Oleh Rosita Budi Suryaningsih
REPUBLIKA.CO.ID, Timor Leste pernah menjadi bagian dari Indonesia. Meski dari dulu di daerah ini umat IsLam menjadi minoritas, saat masih menjadi bagian Indonesia, banyak perhatian dan peningkatan aktivitas dakwah di sana.
Timor Leste, dulu bernama Timor Timur, juga sebagian daerah Nusa Tenggara Timur lainnya dimayoritasi oleh penduduk Nasrani. Sebab utamanya adalah daerah ini lama dikuasai oleh Portugis.
Padahal, kedatangan Islam di daerah ini lebih dulu tiba. Namun, sayang Islam banyak terkikis oleh agama Nasrani yang dibawa Portugis dengan semboyan gospelnya, yaitu menyebarkan agama Nasrani di wilayah kolonialnya.
Dalam buku Islam di Timor Timur karya Ambarak A Bazher, dijelaskan, Islam sudah ada di Dilli, ibu kota Timor Timur, sebelum kedatangan Portugis pada 1512.
“Pasukan Portugis terusir dari Gowa, Sulawesi Selatan, mereka tiba di Dili dan disambut oleh pemimpin masyarakat setempat yang bernama Abdullah Afif,” tulisnya.
Dari nama masyarakat yang menyambut tersebut, bisa dinilai masyarakat setempat telah mengenal Islam dan ada orang Arab yang tinggal di sana. Banyak perbedaan teori yang mengatakan tentang kapan datangnya Islam di Timor Leste ini.
Ada yang mengatakan datangnya bersamaan dengan penyebaran Islam oleh para pedagang Arab yang berlayar hingga ke pulau-pulau dekat dengan Maluku melalui jalur laut di selatan Sulawesi. Ada pula yang mengatakan penyebaran Islam ini dilakukan oleh para ulama dari kerajaan-kerajaan Islam di sekitarnya, seperti Gowa-Tallo, juga Ternate, bahkan Samudra Pasai.
Ketika Portugis berlabuh di sini, wajah Islam menjadi berubah. Peran kolonialis yang punya kekuatan yang lebih besar akhirnya perlahan-lahan mematikan budaya serta pengikut Islam. Bahkan, di daerah-daerah yang belum terjamah oleh Islam, Portugis dengan gencar melakukan Kristenisasi.

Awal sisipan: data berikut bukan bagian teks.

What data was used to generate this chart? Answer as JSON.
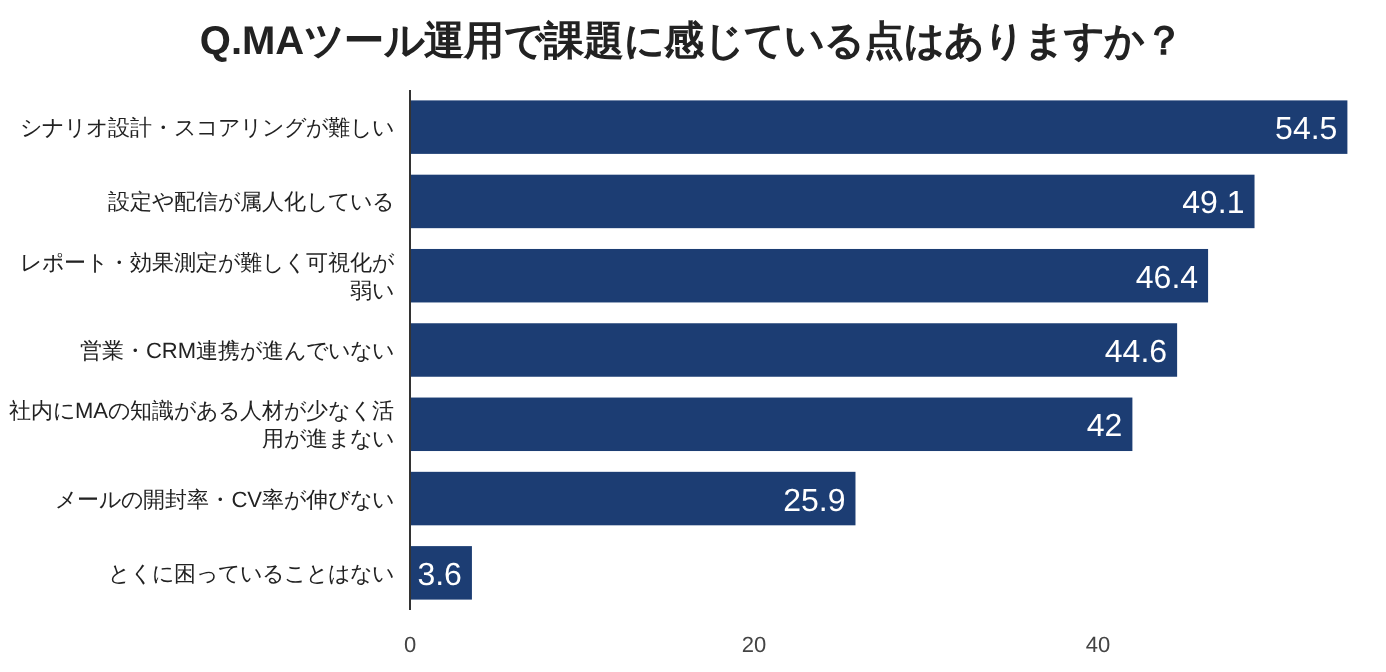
{
  "chart_data": {
    "type": "bar",
    "orientation": "horizontal",
    "title": "Q.MAツール運用で課題に感じている点はありますか？",
    "categories": [
      "シナリオ設計・スコアリングが難しい",
      "設定や配信が属人化している",
      "レポート・効果測定が難しく可視化が弱い",
      "営業・CRM連携が進んでいない",
      "社内にMAの知識がある人材が少なく活用が進まない",
      "メールの開封率・CV率が伸びない",
      "とくに困っていることはない"
    ],
    "values": [
      54.5,
      49.1,
      46.4,
      44.6,
      42,
      25.9,
      3.6
    ],
    "color": "#1c3d73",
    "xlim": [
      0,
      55
    ],
    "xticks": [
      0,
      20,
      40
    ],
    "data_labels": true,
    "grid": false
  }
}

Karena hal tersebut, hingga sekarang pun jumlah Muslim di daerah ini sangat sedikit. Saat masih menjadi bagian dari Indonesia, tercatat hingga 1990, jumlah penduduk Muslim di sana mencapai lebih dari 31 ribu jiwa. Terdapat juga 13 buah masjid, 30 mushala, 21 madrasah, 20 lembaga Islam, dan 116 dai yang tinggal di Timor Timur.
Saat ini, jumlah Muslim yang tinggal di Timor Leste hanya sekitar 5.000 jiwa. Ini berarti hanya memenuhi tiga persen dari total penduduk Timor Leste.
Penyebab utamanya adalah karena banyak Muslim yang tadinya tinggal di sini adalah warga hasil program transmigrasi dari Pulau Jawa. Kemudian, setelah negara ini berdiri sendiri, mereka pun kembali pulang ke tempat asalnya.
Dalam pemerintahan barunya di mana penduduk mayoritasnya adalah Nasrani, Muslim hanya mendapatkan sedikit porsi eksistensi. Dalam konstitusi Republik Demokrasi Timor Leste, dalam Pasal 12 dan 45, tercantum negara ini menjamin kebebasan beragama.
Hari-hari besar Islam pun dijadikan hari libur nasional, seperti Idul Fitri dan Idul Adha. Namun, hari besar lainnya, seperti besar Maulid Nabi, Isra Mi'raj, dan tahun baru Hijriyah, belum menjadi hari libur nasional. Di Timor Leste juga belum ditemukan aturan untuk memberikan dispensasi waktu bagi Muslim yang sedang bekerja untuk menjalankan shalat wajib atau Shalat Jumat.